Why you should visit London’s Eel Pie Island, a throwback San Francisco-on-the-Thames only open 2 or 3 times a year
- Charles Dickens visited way back; William Hartnell, the original Doctor Who, lived here; and the likes of The Rolling Stones, Pink Floyd, The Who and Eric Clapton played at the now-defunct hotel
Hollywood loves a land that time forgot: any mythical, feral, fantastical, fun place that decided it was perfectly fine as it was, thank you, when the world moved on.
For two weekends a year in June or July – and perhaps a third, in December, but as with much of what happens in a semi-believable land the rules are fluid – the “square” world is permitted to taste Eel Pie Island’s otherwise forbidden fruit. Then, the general public is welcome to cross from Twickenham on the mainland via the single fixed route (a narrow, pedestrian bridge dating from 1957) to the reservation and visit the premises of the creative natives.
Painters’, potters’ and printmakers’ dens; functioning boatyards and earthbound, desiccated dinghies; nautical memorabilia and junk; pavement sculptures, tropical-temperate jungle; and ugly sandals and patchwork-quilt trousers dazzle the lucky – yes, lucky – visitor.
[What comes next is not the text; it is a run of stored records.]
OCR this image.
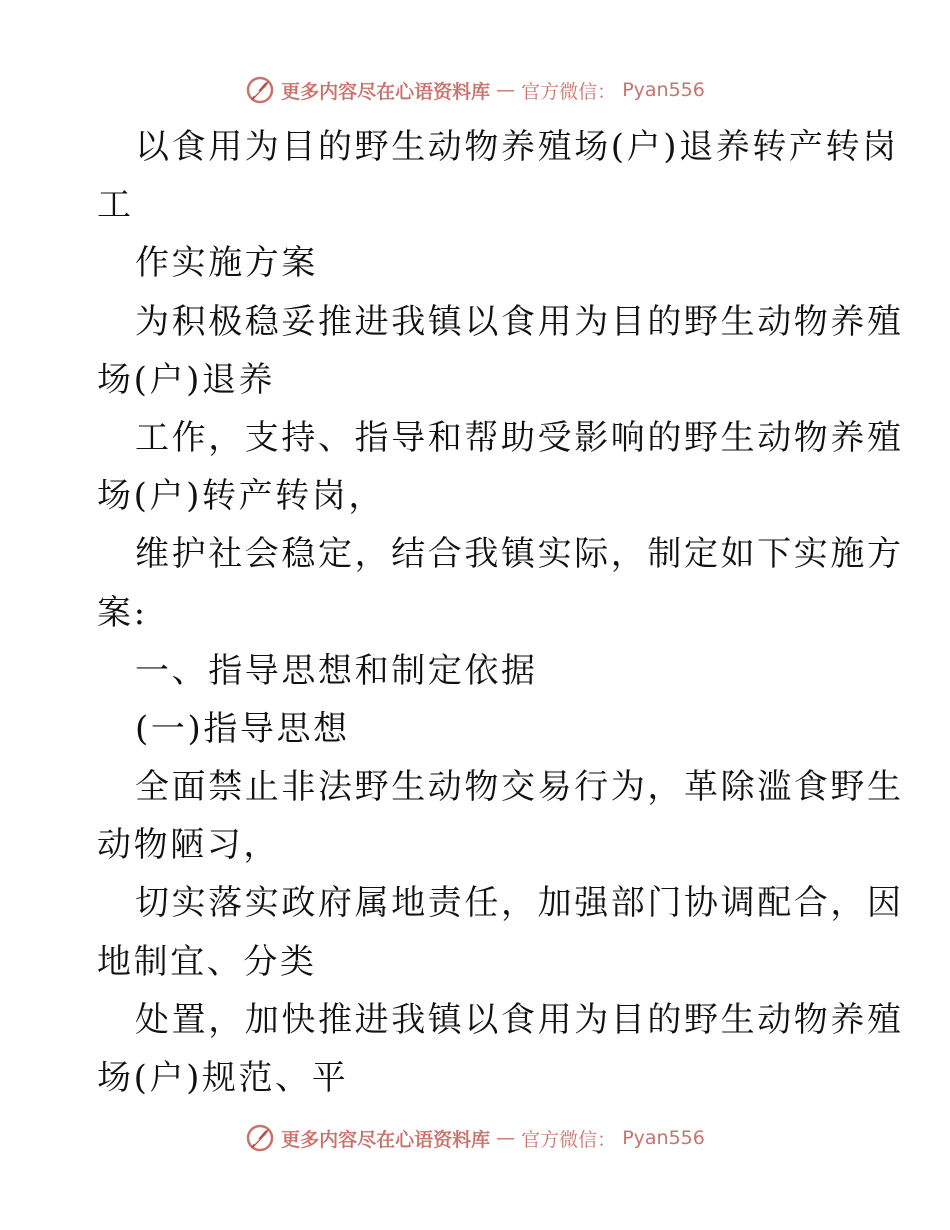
更多内容尽在心语资料库 — 官方微信： Pyan556
以食用为目的野生动物养殖场(户)退养转产转岗
工
作实施方案
为积极稳妥推进我镇以食用为目的野生动物养殖
场(户)退养
工作，支持、指导和帮助受影响的野生动物养殖
场(户)转产转岗，
维护社会稳定，结合我镇实际，制定如下实施方
案:
一、指导思想和制定依据
(一)指导思想
全面禁止非法野生动物交易行为，革除滥食野生
动物陋习，
切实落实政府属地责任，加强部门协调配合，因
地制宜、分类
处置，加快推进我镇以食用为目的野生动物养殖
场(户)规范、平
更多内容尽在心语资料库 — 官方微信： Pyan556
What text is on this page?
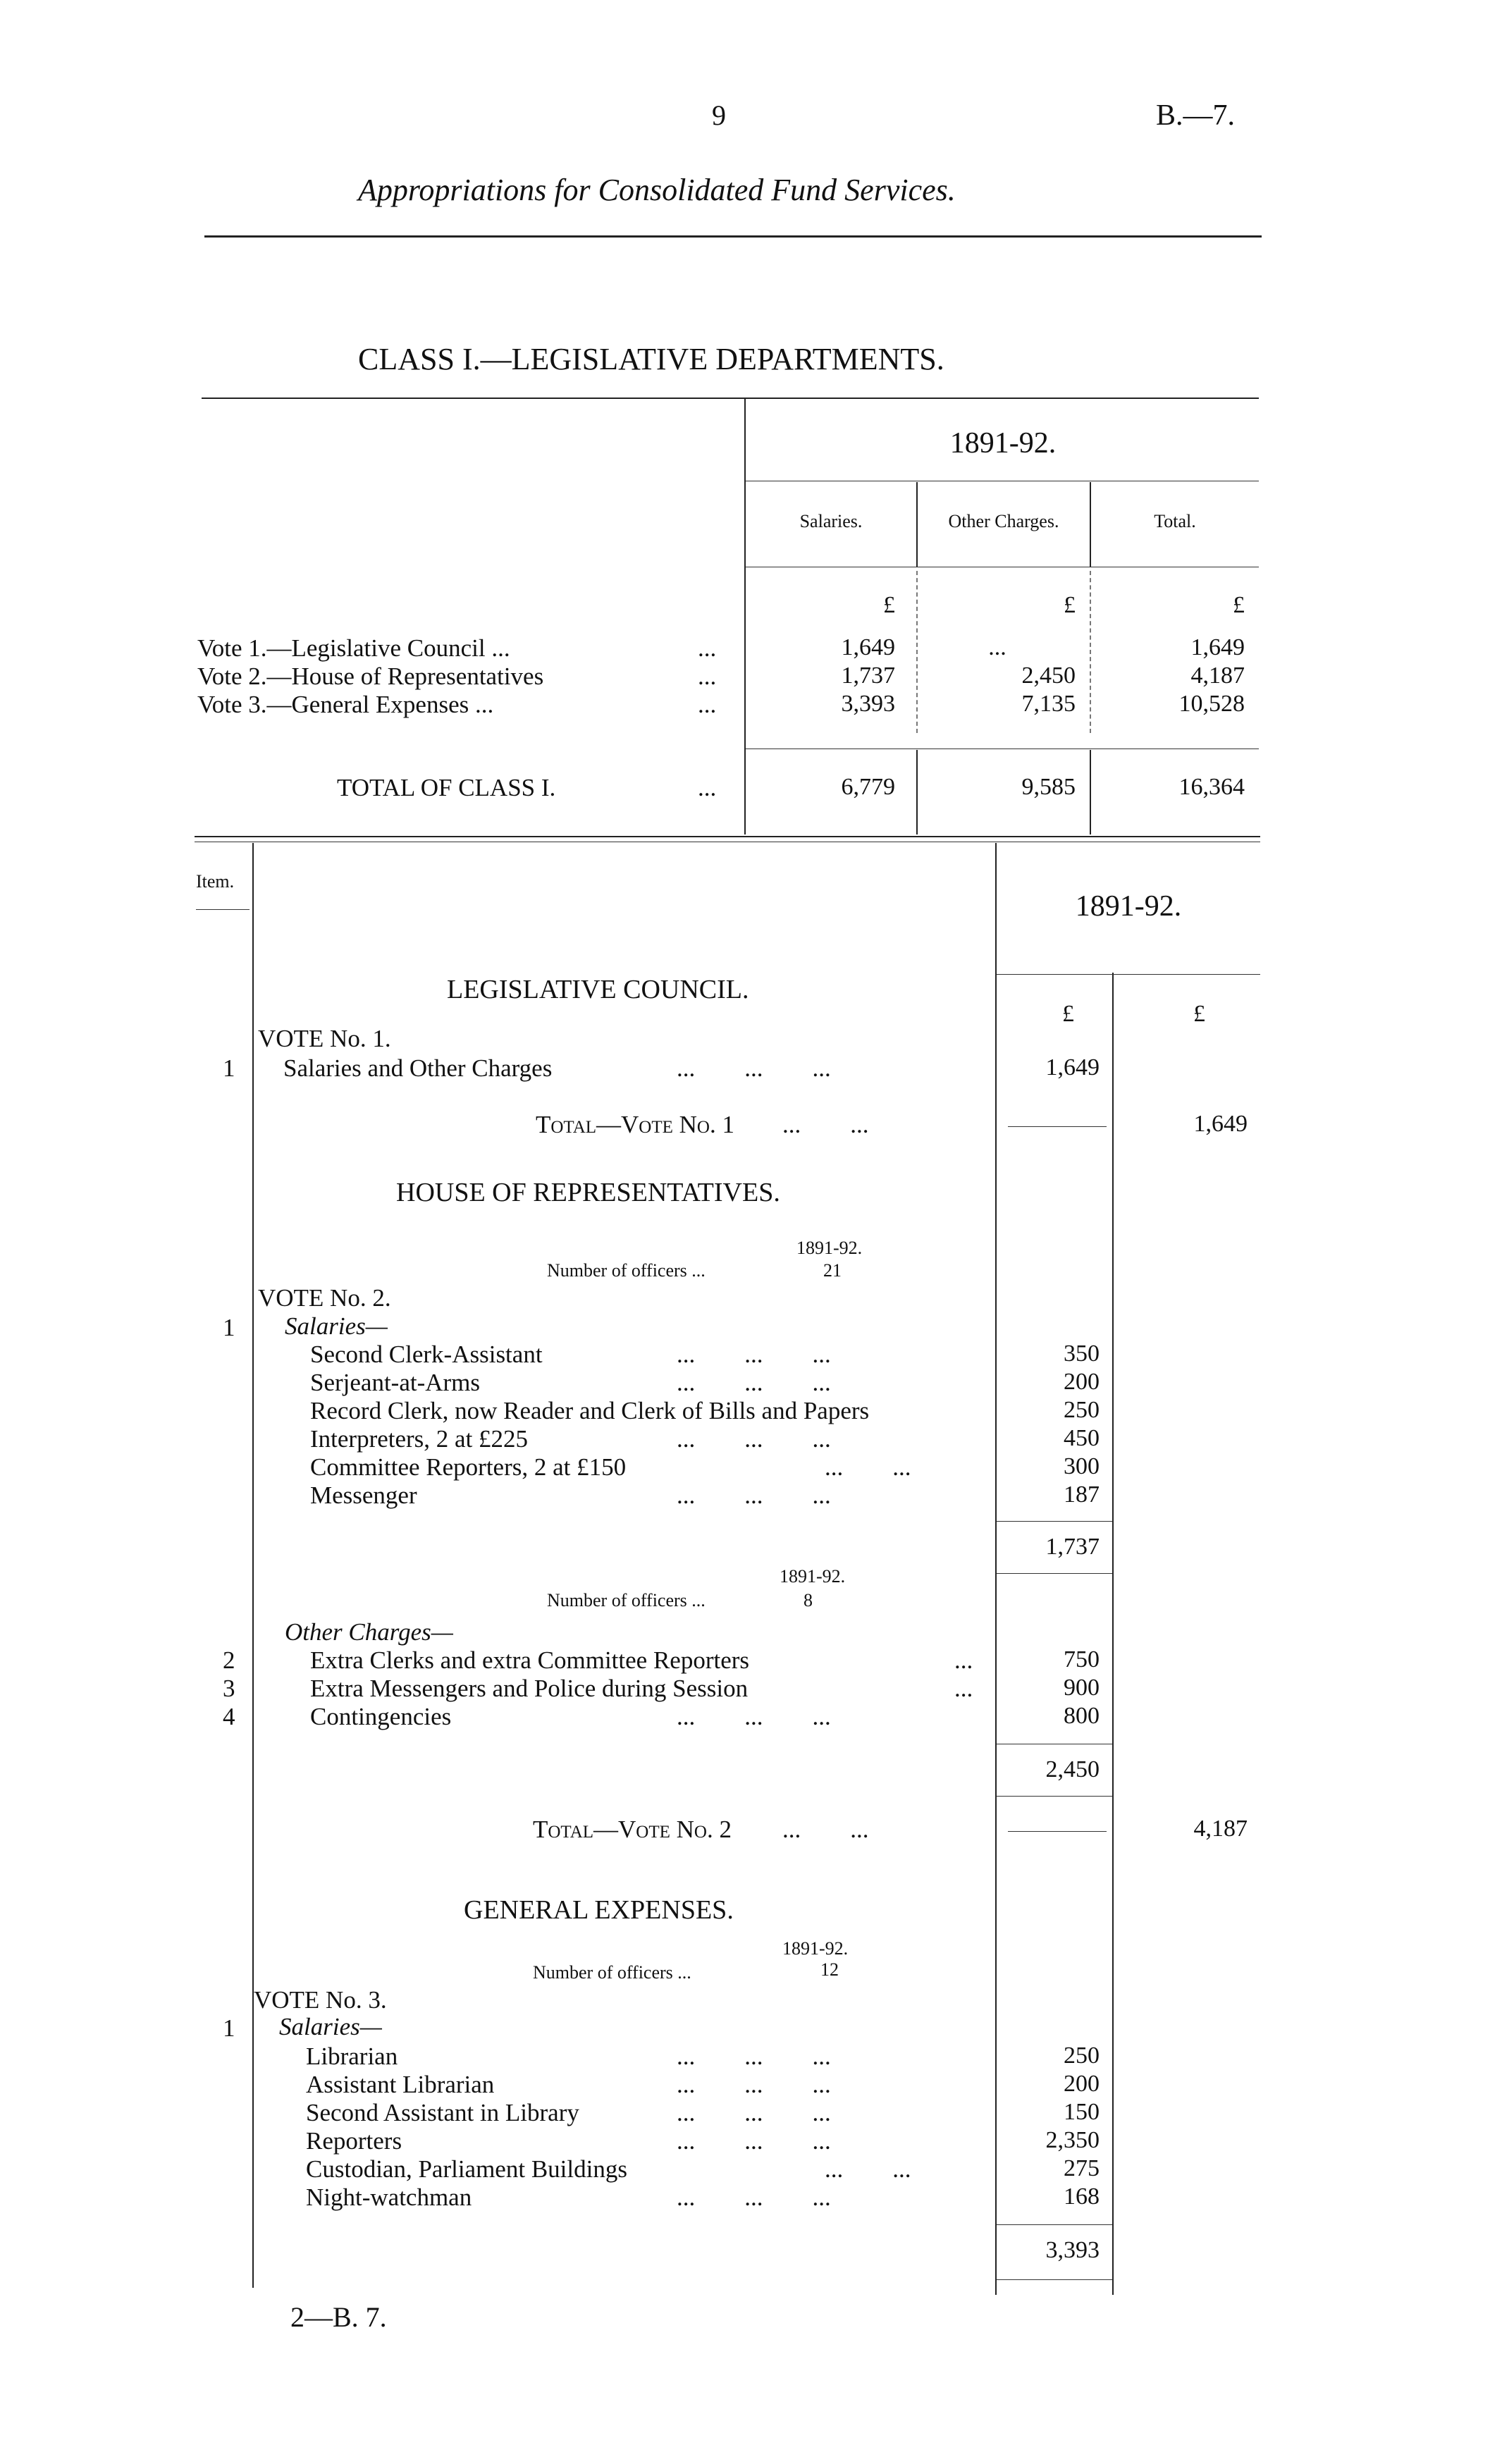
9	B.—7.
Appropriations for Consolidated Fund Services.
CLASS I.—LEGISLATIVE DEPARTMENTS.
1891-92.
Salaries.	Other Charges.	Total.
£	£	£
Vote 1.—Legislative Council ...	...	1,649	...	1,649
Vote 2.—House of Representatives	...	1,737	2,450	4,187
Vote 3.—General Expenses ...	...	3,393	7,135	10,528
TOTAL OF CLASS I.	...	6,779	9,585	16,364
Item.
1891-92.
LEGISLATIVE COUNCIL.
£	£
VOTE No. 1.
1 Salaries and Other Charges	...        ...        ...	1,649
Total—Vote No. 1 ...        ...	1,649
HOUSE OF REPRESENTATIVES.
1891-92.
Number of officers ...	21
VOTE No. 2.
1 Salaries—
Second Clerk-Assistant	...        ...        ...	350
Serjeant-at-Arms	...        ...        ...	200
Record Clerk, now Reader and Clerk of Bills and Papers	250
Interpreters, 2 at £225	...        ...        ...	450
Committee Reporters, 2 at £150	...        ...	300
Messenger	...        ...        ...	187
1,737
1891-92.
Number of officers ...	8
Other Charges—
2	Extra Clerks and extra Committee Reporters	...	750
3	Extra Messengers and Police during Session	...	900
4	Contingencies	...        ...        ...	800
2,450
Total—Vote No. 2 ...        ...	4,187
GENERAL EXPENSES.
1891-92.
Number of officers ...	12
VOTE No. 3.
1 Salaries—
Librarian	...        ...        ...	250
Assistant Librarian	...        ...        ...	200
Second Assistant in Library	...        ...        ...	150
Reporters	...        ...        ...	2,350
Custodian, Parliament Buildings	...        ...	275
Night-watchman	...        ...        ...	168
3,393
2—B. 7.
Because even artists must make a living, vulgar commerce might lie behind the lowering of the metaphorical drawbridge. But whatever the prompt, for those precious weekends their studios throw wide their doors. When the traffic-free, entry fee-free island is nominally closed, however, visitors find little accessible but its central footpath. That leads to a dead end near where the Eel Pie Island Hotel stood before it was destroyed in a “mysterious” fire in 1971, having previously been commandeered by Britain’s biggest hippie commune.